I recently spent some time in Washington, D.C. with the only thing on my agenda being a visit to the National Gallery of Art.
My goal in visiting the museum was to spend as much time as I could with The Voyage of Life, by artist Thomas Cole. The Voyage of Life is a set of four paintings that represents stages in one’s life: childhood, youth, adulthood, and old age. I had seen these paintings online and maybe in some textbook a while back, but I wanted to see them in person. I wanted to be able to look closely at the features in a way that is only capable through direct, personal contact.
While I was in D.C., I came across a New York Times article about the experience of being in an art museum. The author, Holland Cotter, examines the experience of seeing art in person. He describes this experience as a sort of relationship, like a dance. While the internet has made access to art instantaneous, which is good, Cotter fears that if the internet becomes our sole medium of experiencing art, we will miss out on so much of what art offers. Art is something that is best experienced slowly and in person.

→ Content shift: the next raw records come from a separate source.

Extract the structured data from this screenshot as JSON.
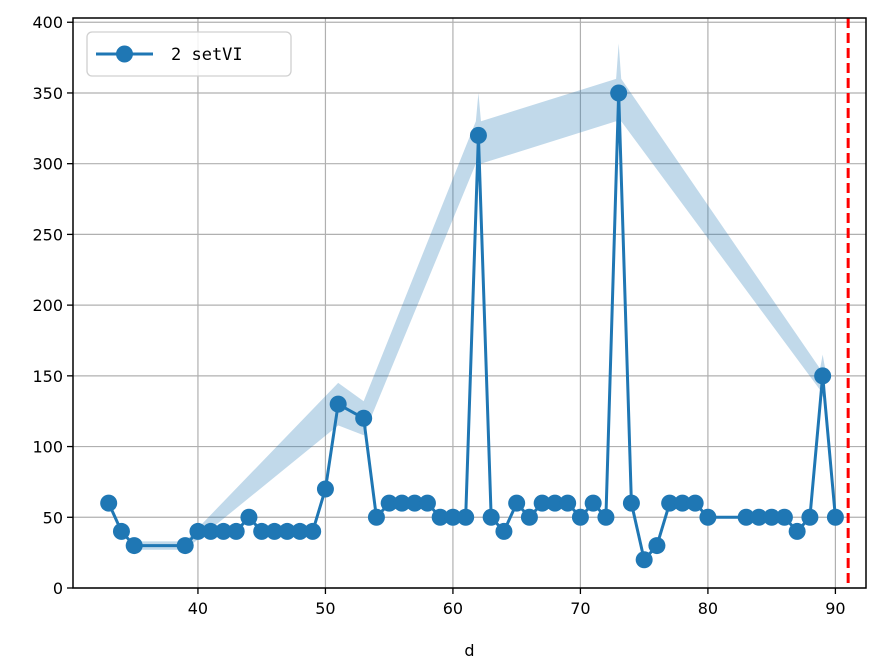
{
  "chart_data": {
    "type": "line",
    "title": "",
    "xlabel": "d",
    "ylabel": "",
    "xlim": [
      30.2,
      92.4
    ],
    "ylim": [
      0,
      403
    ],
    "xticks": [
      40,
      50,
      60,
      70,
      80,
      90
    ],
    "yticks": [
      0,
      50,
      100,
      150,
      200,
      250,
      300,
      350,
      400
    ],
    "grid": true,
    "legend_position": "top-left",
    "series": [
      {
        "name": "2 setVI",
        "color": "#1f77b4",
        "marker": "circle",
        "x": [
          33,
          34,
          35,
          39,
          40,
          41,
          42,
          43,
          44,
          45,
          46,
          47,
          48,
          49,
          50,
          51,
          53,
          54,
          55,
          56,
          57,
          58,
          59,
          60,
          61,
          62,
          63,
          64,
          65,
          66,
          67,
          68,
          69,
          70,
          71,
          72,
          73,
          74,
          75,
          76,
          77,
          78,
          79,
          80,
          83,
          84,
          85,
          86,
          87,
          88,
          89,
          90
        ],
        "y": [
          60,
          40,
          30,
          30,
          40,
          40,
          40,
          40,
          50,
          40,
          40,
          40,
          40,
          40,
          70,
          130,
          120,
          50,
          60,
          60,
          60,
          60,
          50,
          50,
          50,
          320,
          50,
          40,
          60,
          50,
          60,
          60,
          60,
          50,
          60,
          50,
          350,
          60,
          20,
          30,
          60,
          60,
          60,
          50,
          50,
          50,
          50,
          50,
          40,
          50,
          150,
          50
        ],
        "band": {
          "x": [
            35,
            39,
            51,
            53,
            61.8,
            62,
            62.2,
            72.8,
            73,
            73.2,
            88.8,
            89,
            89.2
          ],
          "lower": [
            27,
            27,
            115,
            108,
            300,
            290,
            300,
            330,
            320,
            330,
            140,
            135,
            140
          ],
          "upper": [
            33,
            33,
            145,
            132,
            330,
            350,
            330,
            360,
            385,
            360,
            155,
            165,
            155
          ]
        }
      }
    ],
    "reference_lines": [
      {
        "orientation": "vertical",
        "x": 91,
        "color": "#ff0000",
        "style": "dashed"
      }
    ]
  }
}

The temptation to rush through a museum’s many galleries, creating memories through the use of a camera, smart phone, or a well-executed selfie. It is a temptation I have succumbed to many times in my life. I have gone to art museums thinking that my visits were only successful if I saw a lot of paintings and took a lot of pictures. However, all those times of rushing through hallways, frantically looking left and right, was I actually experiencing art? Yes, I was seeing more art, but my focus was on getting from place to place, not being with the art, not having a relationship. Art has the capacity to stir deep emotions. But these emotions don’t arise unless a little effort is put forth.
Spending time with The Voyage of Life left me with awe at the second painting: Youth. The young man gazes dreamily off at an exotic castle in the clouds. The castle is intricate, esoteric, and massive – details I only realized once I saw it in person. The youth is full of ceaseless hope as he steers his boat toward what will surely be his glorious life ahead. This image made me relate to the young man and his daydreaming innocence. I was once so much like him, and maybe I still am.
Experiencing the scope and size of the paintings in person allowed me to see what I otherwise would miss. I could examine the details of the boat as it passed from one stage to the next. I could feel the emotions brought about from the different faces the protagonist has in each painting.
The time I spent with The Voyage of Life over the course of two days left me with memories a simple picture could not. Forcing myself to be patient with the wondrous images in front of me taught me more about myself than any selfie I have ever taken.